L'Afghanistan, avec un déploiement de troupes de l'OTAN encore plus ancien, est plongé dans une instabilité chronique et une paupérisation profonde, et est devenu un terrain de jeu pour tester les drones et les méthodes de surveillance modernes, utilisés contre des gens miséreux.
Obama a désormais convenu du déploiement de près de 14 000 troupes américaines, de l'OTAN et d'autres troupes internationales de façon permanente en Afghanistan et du maintien de bases sur place, tout comme les Etats-unis cherchent à garder leurs bases dans toute la région.
La Libye était présentée comme une grande « success story », à la suite de l'intervention inspirée par John McCain.
Elle se trouve désormais empêtrée dans une guerre civile, étant un point de départ pour certains des réfugiés les plus désespérés fuyant les conflits dans tout le Moyen-Orient et l'Afrique du nord, qui cherchent à trouver en Europe un havre de paix.
Il y a assurément de sérieuses leçons à tirer de la façon dont les forces occidentales ont opéré ces 13 dernières années mais aussi sur le rôle de l'OTAN comme principale force motrice de la re-militarisation de l'Europe.

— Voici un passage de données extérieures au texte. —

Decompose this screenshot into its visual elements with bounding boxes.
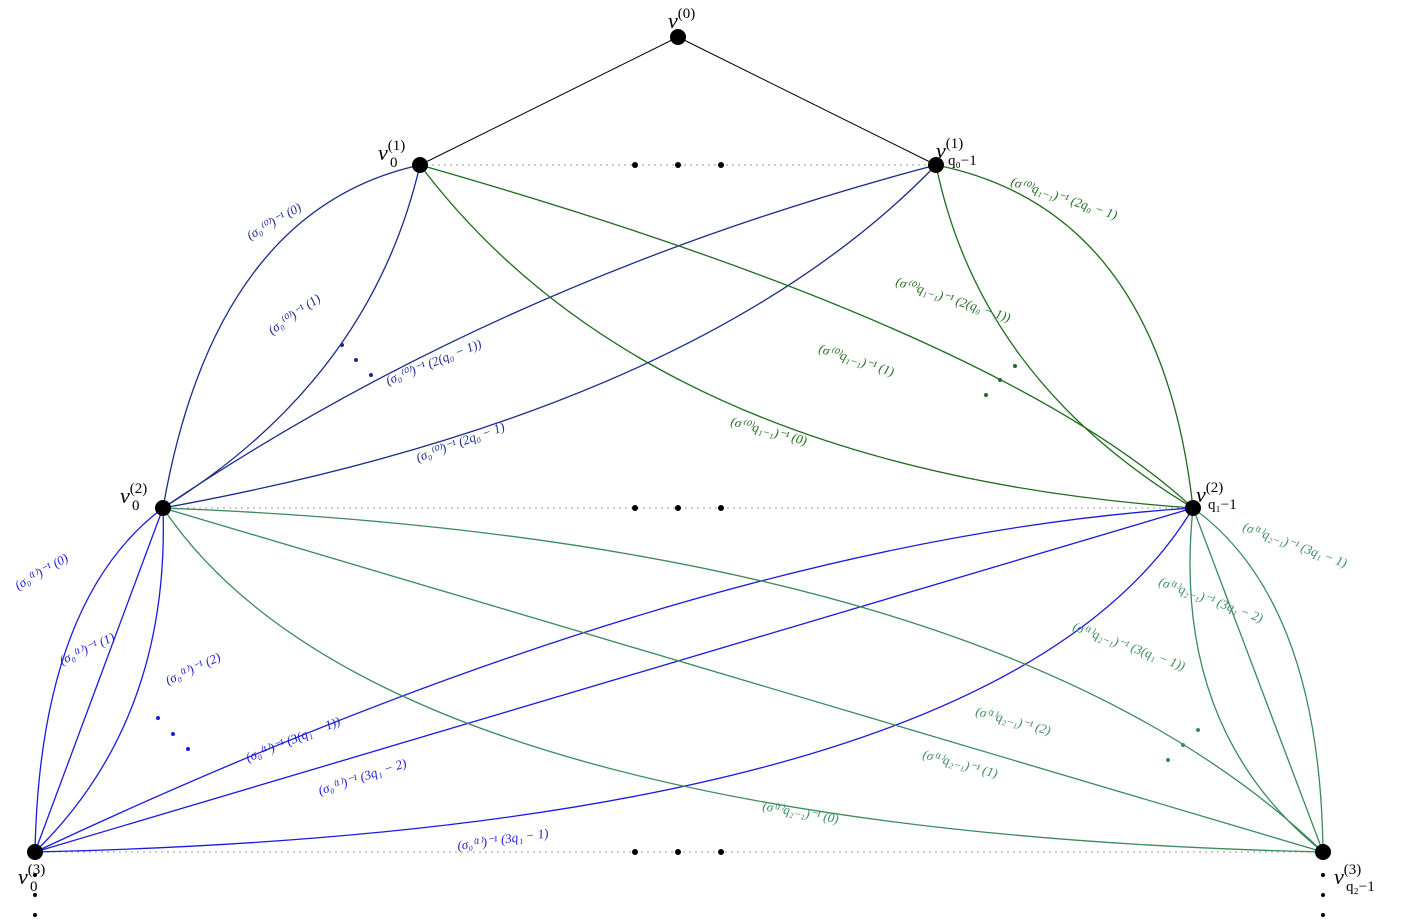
- node: [155, 500, 171, 516]
- node-label-sup: (2): [1206, 480, 1224, 496]
- edge-label: (σ⁽¹⁾q₂₋₁)⁻¹ (3(q₁ − 1)): [1071, 619, 1187, 674]
- node-label-sub: 0: [132, 498, 140, 514]
- edge: [34, 507, 164, 853]
- edge-label: (σ₀⁽⁰⁾)⁻¹ (0): [244, 199, 304, 242]
- node-label: v(1) 0: [378, 138, 405, 171]
- edge: [162, 164, 421, 509]
- edge: [1189, 507, 1324, 853]
- edge: [419, 164, 1194, 509]
- edge-label: (σ₀⁽⁰⁾)⁻¹ (1): [265, 291, 323, 338]
- node: [928, 157, 944, 173]
- edge-label: (σ⁽¹⁾q₂₋₁)⁻¹ (3q₁ − 2): [1157, 574, 1265, 626]
- node-label-base: v: [668, 8, 678, 33]
- node-label-sub: q₀−1: [948, 153, 977, 169]
- edge-label: (σ⁽¹⁾q₂₋₁)⁻¹ (2): [974, 703, 1052, 737]
- node-label-base: v: [18, 864, 28, 889]
- node-label-sub: 0: [390, 155, 398, 171]
- node-label: v(1) q₀−1: [936, 136, 977, 169]
- node-label-sup: (3): [28, 862, 46, 878]
- node-label-sup: (2): [130, 481, 148, 497]
- node-label-sup: (3): [1344, 862, 1362, 878]
- edges: [34, 36, 1324, 853]
- edge: [162, 507, 1324, 853]
- edge-label: (σ₀⁽⁰⁾)⁻¹ (2(q₀ − 1)): [384, 336, 484, 388]
- edge: [34, 507, 164, 853]
- edge: [1192, 507, 1324, 853]
- node-label: v(2) q₁−1: [1196, 480, 1237, 513]
- node-label-sub: q₁−1: [1208, 497, 1237, 513]
- edge: [935, 164, 1194, 509]
- node: [27, 844, 43, 860]
- node: [670, 29, 686, 45]
- edge-label: (σ⁽¹⁾q₂₋₁)⁻¹ (3q₁ − 1): [1241, 519, 1349, 571]
- edge: [162, 507, 1324, 853]
- edge-label: (σ⁽⁰⁾q₁₋₁)⁻¹ (0): [729, 413, 808, 448]
- node: [1185, 500, 1201, 516]
- edge: [162, 164, 937, 509]
- nodes: [27, 29, 1331, 860]
- node: [412, 157, 428, 173]
- edge-label: (σ⁽¹⁾q₂₋₁)⁻¹ (0): [761, 798, 839, 826]
- node-label: v(3) 0: [18, 862, 45, 895]
- node-label: v(2) 0: [120, 481, 147, 514]
- node-label-base: v: [1334, 864, 1344, 889]
- edge: [162, 164, 937, 509]
- edge-labels: (σ₀⁽⁰⁾)⁻¹ (0) (σ₀⁽⁰⁾)⁻¹ (1) (σ₀⁽⁰⁾)⁻¹ (2…: [12, 174, 1349, 853]
- node-label: v(3) q₂−1: [1334, 862, 1375, 895]
- edge-label: (σ⁽⁰⁾q₁₋₁)⁻¹ (1): [817, 341, 896, 379]
- edge-label: (σ₀⁽¹⁾)⁻¹ (0): [12, 550, 71, 593]
- edge-label: (σ₀⁽¹⁾)⁻¹ (2): [163, 649, 223, 688]
- node-label-sup: (0): [678, 6, 696, 22]
- edge: [34, 507, 1194, 853]
- edge-label: (σ₀⁽¹⁾)⁻¹ (3q₁ − 2): [316, 755, 408, 798]
- node: [1315, 844, 1331, 860]
- edge: [34, 507, 1194, 853]
- node-labels: v(0)v(1) 0 v(1) q₀−1v(2) 0 v(2) q₁−1v(3) 0 v(3) q…: [18, 6, 1375, 895]
- edge: [162, 164, 421, 509]
- node-label-sub: 0: [30, 879, 38, 895]
- edge: [34, 507, 164, 853]
- node-label-base: v: [120, 483, 130, 508]
- node-label-base: v: [378, 140, 388, 165]
- node-label-sub: q₂−1: [1346, 879, 1375, 895]
- node-label-base: v: [936, 138, 946, 163]
- node-label-sup: (1): [388, 138, 406, 154]
- ellipsis-dots: [33, 162, 1325, 917]
- edge-label: (σ₀⁽⁰⁾)⁻¹ (2q₀ − 1): [414, 419, 507, 465]
- edge: [34, 507, 1194, 853]
- edge: [677, 36, 937, 166]
- node-label-base: v: [1196, 482, 1206, 507]
- edge-label: (σ₀⁽¹⁾)⁻¹ (3q₁ − 1): [456, 825, 549, 853]
- edge: [419, 164, 1194, 509]
- edge: [419, 36, 679, 166]
- edge: [1192, 507, 1324, 853]
- edge: [162, 507, 1324, 853]
- edge-label: (σ⁽¹⁾q₂₋₁)⁻¹ (1): [921, 746, 999, 780]
- edge-label: (σ⁽⁰⁾q₁₋₁)⁻¹ (2(q₀ − 1)): [894, 274, 1012, 325]
- node-label-sup: (1): [946, 136, 964, 152]
- edge-label: (σ₀⁽¹⁾)⁻¹ (3(q₁ − 1)): [244, 713, 343, 765]
- edge: [935, 164, 1194, 509]
- node-label: v(0): [668, 6, 695, 33]
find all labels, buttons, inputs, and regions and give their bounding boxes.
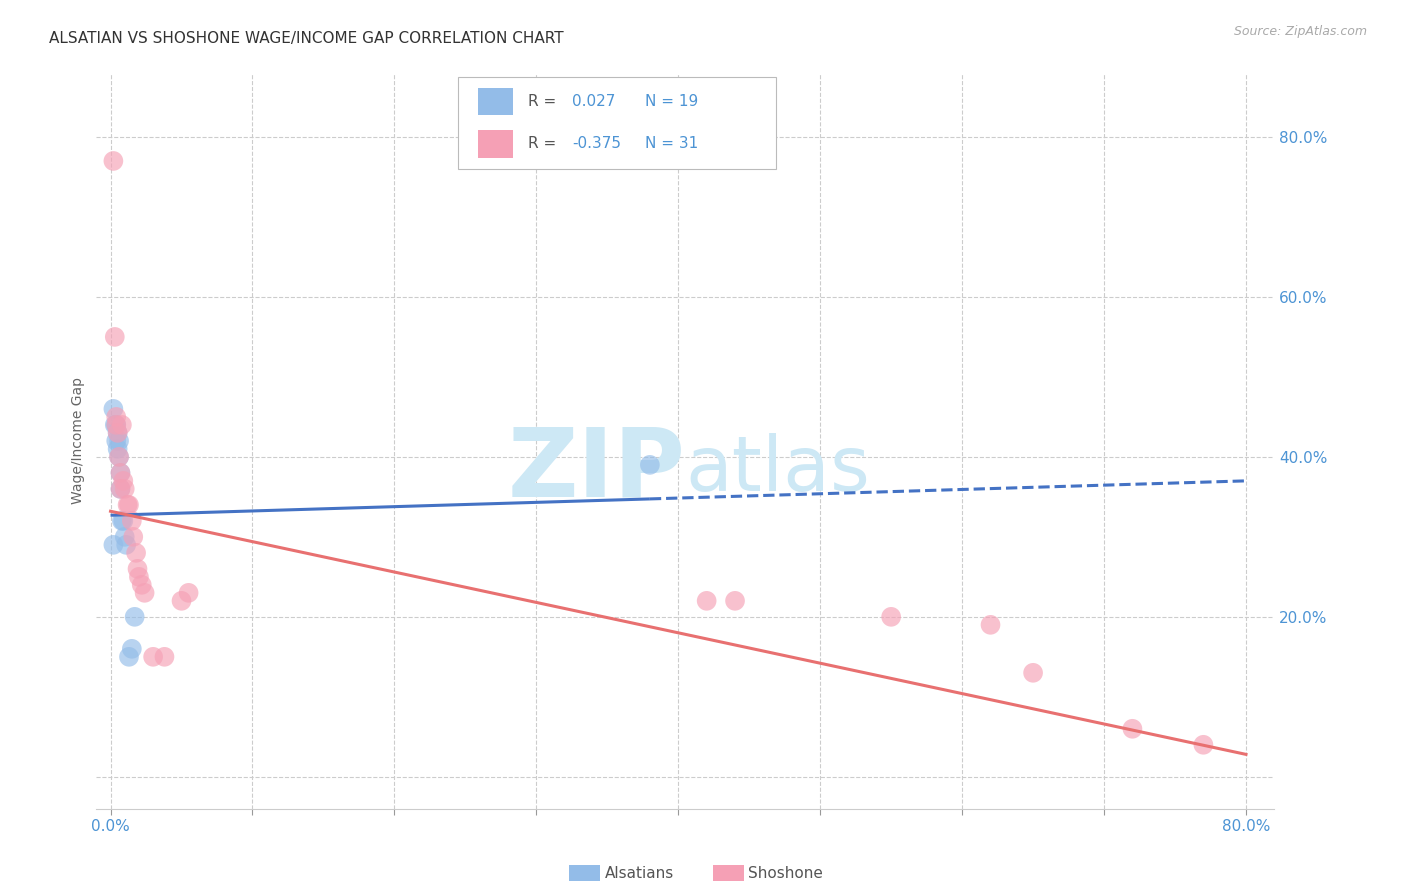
Text: R =: R = (527, 136, 561, 152)
Point (170, 594, 193, 608)
Text: N = 19: N = 19 (645, 94, 699, 109)
Point (696, 594, 718, 608)
Point (117, 498, 139, 512)
Text: N = 31: N = 31 (645, 136, 699, 152)
Point (118, 498, 141, 512)
Text: Alsatians: Alsatians (605, 866, 673, 880)
Text: -0.375: -0.375 (572, 136, 621, 152)
Point (103, 401, 125, 416)
Point (105, 417, 128, 432)
Point (124, 610, 146, 624)
Point (103, 153, 125, 168)
Point (177, 586, 200, 600)
Y-axis label: Wage/Income Gap: Wage/Income Gap (72, 377, 86, 504)
Point (105, 434, 128, 448)
Text: 0.027: 0.027 (572, 94, 616, 109)
Point (125, 546, 148, 560)
Point (111, 417, 134, 432)
Point (104, 417, 127, 432)
Point (105, 409, 128, 424)
Point (112, 474, 135, 488)
Point (104, 330, 127, 344)
Text: atlas: atlas (685, 434, 870, 508)
Point (115, 538, 138, 552)
Point (134, 586, 156, 600)
Point (724, 594, 747, 608)
Point (1022, 665, 1045, 680)
Point (131, 578, 153, 592)
FancyBboxPatch shape (458, 77, 776, 169)
Point (153, 649, 176, 664)
FancyBboxPatch shape (478, 130, 513, 158)
Point (114, 530, 136, 544)
Point (1192, 738, 1215, 752)
Point (110, 466, 132, 480)
Point (110, 466, 132, 480)
Point (103, 538, 125, 552)
Point (107, 425, 129, 440)
Point (142, 649, 165, 664)
Text: ZIP: ZIP (508, 424, 685, 516)
Point (114, 482, 136, 496)
Text: R =: R = (527, 94, 561, 109)
Point (979, 617, 1001, 632)
Point (1121, 722, 1143, 736)
Point (128, 570, 150, 584)
Point (107, 442, 129, 456)
Point (121, 641, 143, 656)
Point (110, 482, 132, 496)
Point (638, 458, 661, 472)
Point (122, 530, 145, 544)
Text: Source: ZipAtlas.com: Source: ZipAtlas.com (1233, 25, 1367, 38)
FancyBboxPatch shape (478, 87, 513, 115)
Point (108, 450, 131, 464)
Point (110, 482, 132, 496)
Point (108, 434, 131, 448)
Point (111, 514, 134, 528)
Point (112, 514, 135, 528)
Point (107, 425, 129, 440)
Point (118, 649, 141, 664)
Point (880, 610, 903, 624)
Point (127, 562, 149, 576)
Point (121, 514, 143, 528)
Point (105, 417, 128, 432)
Point (108, 450, 131, 464)
Text: ALSATIAN VS SHOSHONE WAGE/INCOME GAP CORRELATION CHART: ALSATIAN VS SHOSHONE WAGE/INCOME GAP COR… (49, 31, 564, 46)
Text: Shoshone: Shoshone (748, 866, 823, 880)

Le Times du 2 juin informait du fait que la Grande-Bretagne était impliquée dans des pourparlers, et envisageait sérieusement d'envoyer des troupes en Pologne, Estonie et Ukraine, pas uniquement dans le cadre d'exercices militaires de l'OTAN mais pour venir en appui des forces armées de ces pays.
Quand la députée Helen Goodman l'a interrogé sur ce point, Cameron a balayé cela d'un revers de la main, indiquant que cela n'était pas d'une grande importance.
Lorsque je l'ai questionné sur le rôle expansionniste de l'OTAN qui pourrait susciter une augmentation des dépenses militaires de la Russie dans la région, il a laissé entendre que cela n'était pas la bonne façon de considérer notre politique étrangère.
La situation de gens désespérés fuyant ces guerres occupe nos écrans de télévision, sans compter ceux qui fuient la Syrie pour se rendre en Turquie et au Liban.
Quoique la Grande-Bretagne n'y soit pas directement engagée, il est tout aussi clair que l'argent américain, ajouté au soutien militaire saoudien et qatari et à l'entraînement britannique, alimentent le conflit syrien et rendent la conclusion d'un cessez-le-feu et d'une réouverture du processus de Genève toujours plus difficiles.
Il ne fait aucun doute qu'il est grand temps d'avoir un débat sérieux sur la politique étrangère et de défense de la Grande-Bretagne.
Plus de 60 ans d'adhésion à l'OTAN a porté nos dépenses militaires à des niveaux considérables, et notre relation spéciale avec les Etats-unis, via l'OTAN et l'Accord de défense mutuelle, nous a impliqué dans des conflits innombrables.
Dans un monde émaillé de conflits, portant souvent sur la lutte pour les ressources naturelles et alimentés par la course aux armements des marchands de canons, il est bien sûr temps de revoir nos priorités pour une politique étrangère basée sur les valeurs humaines, le développement pacifique et non sur l'exacerbation des agressions militaires.
J'espère qu'il y aura un vaste débat sur une politique étrangère qui ne soit pas basée sur les intérêts des penseurs militaires de l'OTAN ou des grandes multi-nationales américaines.
Le nouveau désastre en Irak, si il fallait un cas de plus, nous montre qu'il est grand temps de changer du cap.